Every third sentence that emanates from the mouth of Senator Mitch McConnell these days is a blood oath to repeal Obamacare. I don't believe he can do it and I don't believe he thinks he can do it. I just think it's something he has to say to turn out Republican votes for his re-election in Kentucky.

Kentucky has set up a health insurance exchange called Kynect which is quite popular in that state. A lot of folks who like it don't get that it's part of the Affordable Care Act, aka Obamacare. Remember that alleged protest sign, "Keep your government hands off my Medicare"? This is the same kind of logical disconnect. It's like saying, "I wish they'd close all the McDonald's. I don't care about any of those fast food chains, just as long as I can get my Big Macs and Egg McMuffins." (You can probably come up with a better analogy than that…)

So there's Senator McConnell's problem: How to vow to close McDonald's without taking away his constituents' Egg McMuffins. So far, he's handled the Obamacare/Kynect situation by denying they're the same thing and claiming that you can have one without the other. The Lexington Herald-Leader, which is a pretty big newspaper in his home state, is saying this is double-talk.
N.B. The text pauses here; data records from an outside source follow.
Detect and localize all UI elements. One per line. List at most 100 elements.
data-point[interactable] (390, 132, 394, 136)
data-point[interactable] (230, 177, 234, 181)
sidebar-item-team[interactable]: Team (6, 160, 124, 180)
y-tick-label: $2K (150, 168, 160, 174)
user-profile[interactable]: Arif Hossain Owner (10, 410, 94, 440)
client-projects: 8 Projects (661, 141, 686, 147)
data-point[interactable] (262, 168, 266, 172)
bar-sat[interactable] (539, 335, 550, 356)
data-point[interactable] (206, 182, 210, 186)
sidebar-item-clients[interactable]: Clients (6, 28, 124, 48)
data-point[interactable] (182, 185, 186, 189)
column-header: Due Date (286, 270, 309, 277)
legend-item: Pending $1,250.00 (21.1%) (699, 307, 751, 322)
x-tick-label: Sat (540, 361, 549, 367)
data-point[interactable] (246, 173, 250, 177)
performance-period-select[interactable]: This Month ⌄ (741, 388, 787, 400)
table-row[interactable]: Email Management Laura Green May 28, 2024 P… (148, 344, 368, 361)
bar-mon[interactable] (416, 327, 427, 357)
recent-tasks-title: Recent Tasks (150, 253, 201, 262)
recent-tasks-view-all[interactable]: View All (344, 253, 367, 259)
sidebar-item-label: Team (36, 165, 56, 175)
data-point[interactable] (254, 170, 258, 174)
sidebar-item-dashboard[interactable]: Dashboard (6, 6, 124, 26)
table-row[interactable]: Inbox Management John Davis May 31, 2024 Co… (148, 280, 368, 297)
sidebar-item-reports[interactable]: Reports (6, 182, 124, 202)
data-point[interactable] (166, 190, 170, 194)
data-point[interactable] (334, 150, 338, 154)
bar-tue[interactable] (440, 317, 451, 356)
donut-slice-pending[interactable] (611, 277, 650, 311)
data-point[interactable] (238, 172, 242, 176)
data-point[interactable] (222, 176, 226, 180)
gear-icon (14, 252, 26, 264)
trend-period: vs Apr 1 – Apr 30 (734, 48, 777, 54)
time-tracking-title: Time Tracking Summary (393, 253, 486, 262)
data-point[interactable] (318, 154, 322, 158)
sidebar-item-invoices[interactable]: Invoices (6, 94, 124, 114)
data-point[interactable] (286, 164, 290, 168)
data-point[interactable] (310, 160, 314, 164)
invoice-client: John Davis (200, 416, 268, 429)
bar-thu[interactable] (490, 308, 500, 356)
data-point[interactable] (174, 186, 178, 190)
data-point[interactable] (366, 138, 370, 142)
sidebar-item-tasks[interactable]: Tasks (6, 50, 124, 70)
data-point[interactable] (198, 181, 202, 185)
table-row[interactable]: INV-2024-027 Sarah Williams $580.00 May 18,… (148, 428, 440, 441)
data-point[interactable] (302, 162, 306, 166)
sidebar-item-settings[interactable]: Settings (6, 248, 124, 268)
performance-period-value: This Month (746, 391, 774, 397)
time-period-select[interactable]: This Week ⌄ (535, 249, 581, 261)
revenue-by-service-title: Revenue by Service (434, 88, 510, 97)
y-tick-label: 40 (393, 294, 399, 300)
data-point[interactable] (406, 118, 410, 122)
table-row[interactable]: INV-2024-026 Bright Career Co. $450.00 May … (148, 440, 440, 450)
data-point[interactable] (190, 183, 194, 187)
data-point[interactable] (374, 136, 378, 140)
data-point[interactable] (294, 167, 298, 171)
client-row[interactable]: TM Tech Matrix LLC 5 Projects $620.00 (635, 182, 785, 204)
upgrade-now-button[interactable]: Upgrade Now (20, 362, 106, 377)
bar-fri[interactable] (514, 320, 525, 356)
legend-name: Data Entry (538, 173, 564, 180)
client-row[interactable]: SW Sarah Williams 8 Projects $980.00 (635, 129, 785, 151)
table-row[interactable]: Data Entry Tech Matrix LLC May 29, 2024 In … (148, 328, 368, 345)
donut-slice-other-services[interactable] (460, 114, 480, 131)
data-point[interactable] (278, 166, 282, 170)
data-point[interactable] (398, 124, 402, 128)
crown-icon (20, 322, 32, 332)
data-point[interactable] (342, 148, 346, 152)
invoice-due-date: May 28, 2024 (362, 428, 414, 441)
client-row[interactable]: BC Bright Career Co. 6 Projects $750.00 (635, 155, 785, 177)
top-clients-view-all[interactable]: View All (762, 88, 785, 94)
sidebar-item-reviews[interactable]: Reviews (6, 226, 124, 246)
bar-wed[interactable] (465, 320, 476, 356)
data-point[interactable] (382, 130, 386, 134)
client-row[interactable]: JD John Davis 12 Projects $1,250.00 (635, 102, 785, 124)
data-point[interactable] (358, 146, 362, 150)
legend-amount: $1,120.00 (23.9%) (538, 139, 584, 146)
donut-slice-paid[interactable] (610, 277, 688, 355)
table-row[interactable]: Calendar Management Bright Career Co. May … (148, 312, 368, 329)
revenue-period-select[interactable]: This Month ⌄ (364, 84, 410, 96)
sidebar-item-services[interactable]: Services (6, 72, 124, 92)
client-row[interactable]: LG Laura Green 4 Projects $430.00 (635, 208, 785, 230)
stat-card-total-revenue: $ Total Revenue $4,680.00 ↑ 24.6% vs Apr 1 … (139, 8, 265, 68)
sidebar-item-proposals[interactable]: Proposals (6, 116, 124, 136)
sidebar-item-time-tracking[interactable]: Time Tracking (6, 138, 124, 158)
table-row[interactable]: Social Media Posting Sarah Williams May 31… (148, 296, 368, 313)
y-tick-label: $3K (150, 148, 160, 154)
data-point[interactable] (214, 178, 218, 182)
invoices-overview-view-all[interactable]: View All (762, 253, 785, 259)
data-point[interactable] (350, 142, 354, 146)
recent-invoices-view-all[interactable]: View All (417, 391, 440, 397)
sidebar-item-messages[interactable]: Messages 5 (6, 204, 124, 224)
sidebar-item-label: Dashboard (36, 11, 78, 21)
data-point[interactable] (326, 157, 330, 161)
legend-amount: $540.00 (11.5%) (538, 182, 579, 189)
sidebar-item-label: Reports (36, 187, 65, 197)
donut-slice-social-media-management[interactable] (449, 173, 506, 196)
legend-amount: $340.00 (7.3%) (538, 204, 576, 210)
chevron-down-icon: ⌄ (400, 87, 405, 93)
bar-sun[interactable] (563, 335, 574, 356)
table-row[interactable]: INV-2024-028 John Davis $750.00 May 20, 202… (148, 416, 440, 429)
I don't think Mitch McConnell can lose in Kentucky unless he does one or both of two things. One is to suggest that anyone should ever be denied the purchase of any gun they want. The other is to say Obamacare might have some redeeming features. So from now 'til Election Day, he's going to have to continue to pretend to do away with Obamacare while not harming Kynect. This is going to be fun to watch.